The Week - mayoral primary election in New York City - this and other topics are discussed

National Review, Nov 5, 2001

-- Mark Green edged out Fernando Ferrer in the New York mayoral primary-Democratic, of course-but Ferrer demanded a recount, owing to certain ballot irregularities. Okay, let's have a recount: and at the end, can Rudy Giuliani win?

-- The U.S. initially hesitated to bomb the Taliban's front lines north of Kabul, because the Bush administration hadn't fully thought through its campaign before launching it. The administration hoped to loose the military unencumbered by messy political considerations. But no war can be waged without a coherent political strategy, which in this case would have required a clear idea of what might constitute a post- Taliban government. So the administration stalled in destroying the Taliban, while it tried to cobble together some political vessel that would please Pakistan and all of Afghanistan's perpetually warring ethnicities (the majority Pashtuns dominate the Taliban, the minority Uzbeks and Tajiks the Northern Alliance). But there's another, more important consideration: Every day the Taliban remains in power, America's prestige and momentum-in other words, its power-diminishes in the region. The U.S. should topple the Taliban and throw Kabul to the Northern Alliance, for simple lack of an alternative. At least then, justice would be served the Taliban, and the political pieces could be picked up later. Bombs away.

-- "Bipartisanship is abnormal," House minority leader Dick Gephardt said recently. So it is. In the first flush of righteous anger, Congress (with the noxious exception of Rep. Barbara Lee) showed commendable unanimity. That unanimity predictably dissipated. Almost anything can be claimed as vital to our defense. A strong military needs a strong economy: How do we stimulate ours? OPEC oil revenues enrich the bin Ladens of the world: How do we diminish our dependence? But the answers to these questions are not military per se: They vary, according to one's pre-9/11 view of the world. That means they will be the subject of political dispute. Liberal commentators have gotten off to a good start, by accusing Republicans who back tax-rate cuts or the Bush energy plan of unseemly partisanship. (Is the liberals' implicit offer that they will support this war only if conservatives surrender on the domestic front?) Politics will, and should, go on. Conservatives, like liberals, should fight for what they think is right, as both sides keep their eyes on victory in war.

-- U.S. leaders, from President Bush on down, have commendably told Americans not to take their anger out on Arabs or Muslims living in this country. (The two categories are not coterminous-most Muslims in America are black, while most Arabs are Christian.) Would it be too much to ask Muslim Arab-Americans to show a little anger in America's behalf? The trickle of anecdotal evidence, now amounting to a river, suggests that among recent immigrants particularly there is neutrality, and sometimes even sympathy for bin Laden. The abandonment of dual loyalties is part of the assimilating process that all immigrants to America go through. It also matters what the secondary loyalty is to: Middle- and upper-class WASPs felt a tug towards Britain during the two world wars; Jews feel protective of Israel, a friendly democracy. Today, the attractive foreign power is a gang of civilization-hating mass murderers. America is now asking a lot of its citizens. It is not too much to ask its immigrants to assimilate.

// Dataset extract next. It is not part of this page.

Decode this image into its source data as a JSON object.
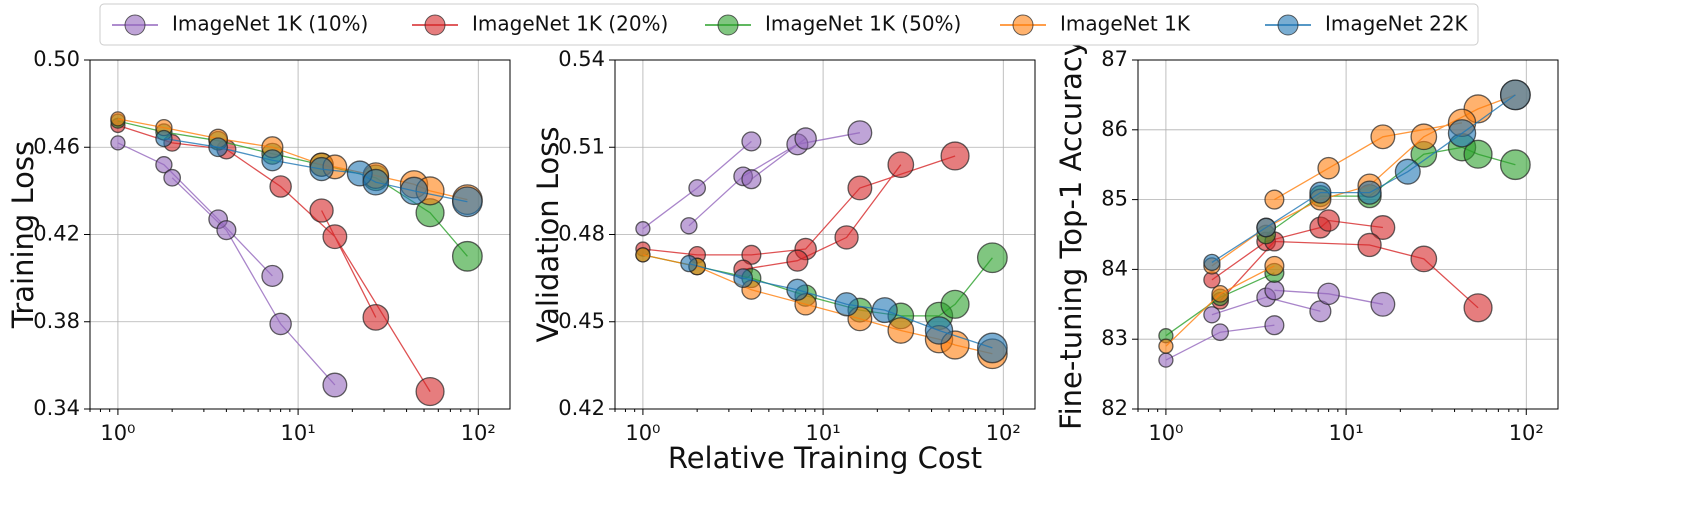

-- How ironic that the British prime minister who has been determined to end the century-long special relationship between his country and ours should be giving it such a glorious last hurrah. Tony Blair has dedicated himself to subsuming Britain's sovereignty and identity into a united Europe. But while so many Euros have hemmed and hawed in the present crisis, Blair forthrightly condemned the attacks as unprovoked terror, drew the link between the murderers, bin Laden, and his Taliban hosts, and sent British forces to war alongside Americans. Whatever went before, whatever else happens, we will not forget this, sir.

-- Democrats (and John McCain) want the federal government to take over airport security. But Europe, Japan, and Israel have all found it more effective to put private contractors in charge of security-not least because contractors can be fired if they screw up. In an analysis for the Reason Public Policy Institute, Robert Poole and Viggo Butler point out that what American airports lack, and other countries increasingly have, is a single owner/operator responsible for security. The federal role should be to conduct frequent security tests and to penalize the airports that flunk them. It works in Europe, and it can work here as well-unless, of course, the goal is to increase the public payroll rather than the public safety.

-- The administration appears likely to get most of the law-enforcement powers it wanted from Congress, and a few it didn't. The bill it sought-called the "Patriot Act" in the House, and the "U.S.A. Act" in the Senate-was supposed to aid the fight against terrorism. Some of its provisions would have this hoped-for effect. The House bill, for example, allows the government to exclude members of a terrorist organization from the country (reversing a law Ted Kennedy wrote to help members of the IRA). But many other provisions, especially in the Senate bill, are mischievous. Proposed money-laundering rules would penalize countries whose only fault is to have financial-privacy laws and low taxes. Regulations on Internet gambling, meanwhile, have nothing to do with fighting terrorism. Before the bill is rushed through Congress, these provisions should be taken out. They can be reconsidered at leisure.